Bizimkiler kestirmeden gitmişler! Natanyahu’ya söylemediğini söyletmişler. Peki! Bunu yapanlar gerçekten de şu veya bu yolla gerçeğe temas etmiş olmuyorlar mı? Gizli kalmış gerçeği veya kalplerdekini deşifre etmişlerse bunda ne mahzur var? Bu yolla inandığımız davaya hizmet edebilir miyiz?
Bu yöntemin yanlış olduğunu söylemeye gerek yok. En önce güveni zedeler. Bunu metin olarak değil yorum olarak söyleyebilirsiniz. Bunda bir beis ve hilaf yok. Lakin Netanyahu’ya nispet ederseniz bu hilaf-ı hakikat olur. Niyet okumak olur. Birincisi taraftarlarınızı da bu tür aslı astarı olmayan yöntemlere alıştırtırsınız. Müminlerin en büyük sermayesi olan sıdk yolunu kaçırmış olursunuz. Yine bu yol populizme ya da eski ifadesiyle avamperestliğe çıkar. Ayrıca Hakkın üzerinden sıçrayarak indirgemeciliğe ulaşırsınız. Bu yolla zihinler duruluğunu kaybeder ve bulanık ve karmakarışık hale gelir. Bu yöntem belki Netanyahu’ya yakışabilir. O bütün yolları kullanarak tezine güç katmak isteyebilir. Halbuki batıl yolla hakkı savunmak son demde kimseye yakışmaz. İnsanlık erdeminin dışına çıkmaktır.

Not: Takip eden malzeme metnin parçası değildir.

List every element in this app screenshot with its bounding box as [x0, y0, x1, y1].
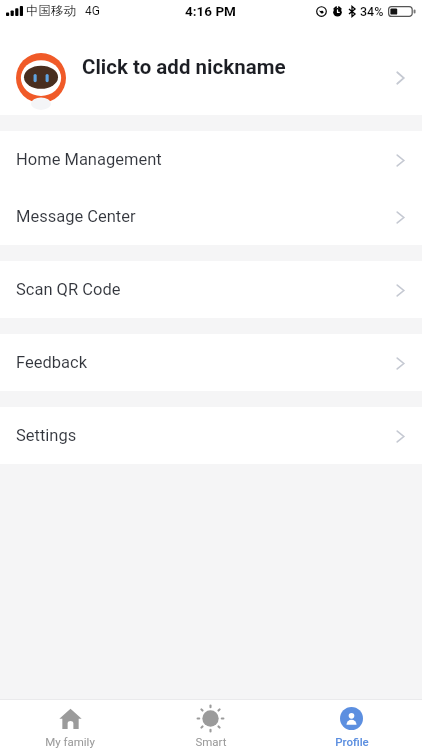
- staticText: 中国移动: [26, 3, 76, 19]
- button[interactable]: Profile: [281, 700, 422, 750]
- button[interactable]: Click to add nickname: [0, 22, 422, 115]
- button[interactable]: Smart: [140, 700, 281, 750]
- button[interactable]: Settings: [0, 407, 422, 464]
- staticText: Click to add nickname: [82, 55, 286, 79]
- staticText: Home Management: [16, 150, 162, 169]
- button[interactable]: Message Center: [0, 188, 422, 245]
- staticText: Scan QR Code: [16, 280, 121, 299]
- staticText: Smart: [195, 735, 227, 748]
- staticText: 34%: [360, 4, 384, 19]
- button[interactable]: My family: [0, 700, 140, 750]
- button[interactable]: Feedback: [0, 334, 422, 391]
- staticText: Feedback: [16, 353, 87, 372]
- button[interactable]: Home Management: [0, 131, 422, 188]
- staticText: Profile: [335, 735, 369, 748]
- staticText: 4G: [85, 4, 100, 18]
- staticText: Message Center: [16, 207, 136, 226]
- staticText: Settings: [16, 426, 77, 445]
- button[interactable]: Scan QR Code: [0, 261, 422, 318]
- staticText: My family: [45, 735, 95, 748]
- staticText: 4:16 PM: [185, 3, 236, 19]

Batıl yolla hakkı savunmak hak ehlinin harcı değildir. Suudi Arabistan ve Körfez ülkelerinde istihbarat dehlizlerinde fikri kuluçkaya yatmış ve gayri meşru yöntemlerle üretilmiş olan Medhaliyye ve Camiye diye bir akım var. Esasları da usulleri de batıldır. Bunlar, Hazreti Hüseyin cephesinden paralı asker olarak Yezid cephesine geçenlere benzerler. 1990 ve sonrasında Amerikalıların Körfez’e yerleşmesiyle birlikte iki müfrit zümre ve akım zuhur etmiştir. Bunlardan birisi Bin Ladin’in başına geçtiği Kaide olarak anılan retçi akım, diğeri de Camiye’nin başını çektiği kabulcü akım. Kaide akımı veya örgütü zinhar Müslümanlar arası kavgalarda gayri Müslimlerin yardımına başvurulamayacağını savunmaktadır. Medahile veya Camiye olarak anılan ikinci akım ise tersini savunmaktadır. Buna itiraz edenlere de düşman kesilmektedirler. Hatta haklarında uydurma isnat ve ithamlarda bulunmaktadırlar. Daha önce Sefer el Havali gibilerini aşırı öven bu grup Selman Avde, Şeyh Nasır Ömer ve Aiz El Karni gibilere ateş püskürmektedir. Sebebi Saddam’ı Kuveyt’ten atmak için yabancı güce başvurmanın doğru olmayacağını savunmaları. Savaşacaksak kendi gücümüzle savaşalım dedikleri için. Öncesinde Camiye akımının mensupları Sefer el Havali gibilerini aşırı överken bu olayla birlikte karşılarına geçmişler ve aşırı karalama kampanyasına girmişlerdir. Bu sayılan isimler yabancı güçlerden yardım almaya karşı olmalarına rağmen hasımları bunların yabancı güçler tarafından kullanıldıklarını ve onların payandası olduklarını ileri sürmüşlerdir. Halbuki kendileri yabancı güçlerin kullandıkları yerel rejimler tarafından kullanılmaktadırlar. Bunların ortak özelliği överken aşırı övmek yererken de aşırı karalamadır. Hakperest olmadıkları için ölçüyü tutturamazlar.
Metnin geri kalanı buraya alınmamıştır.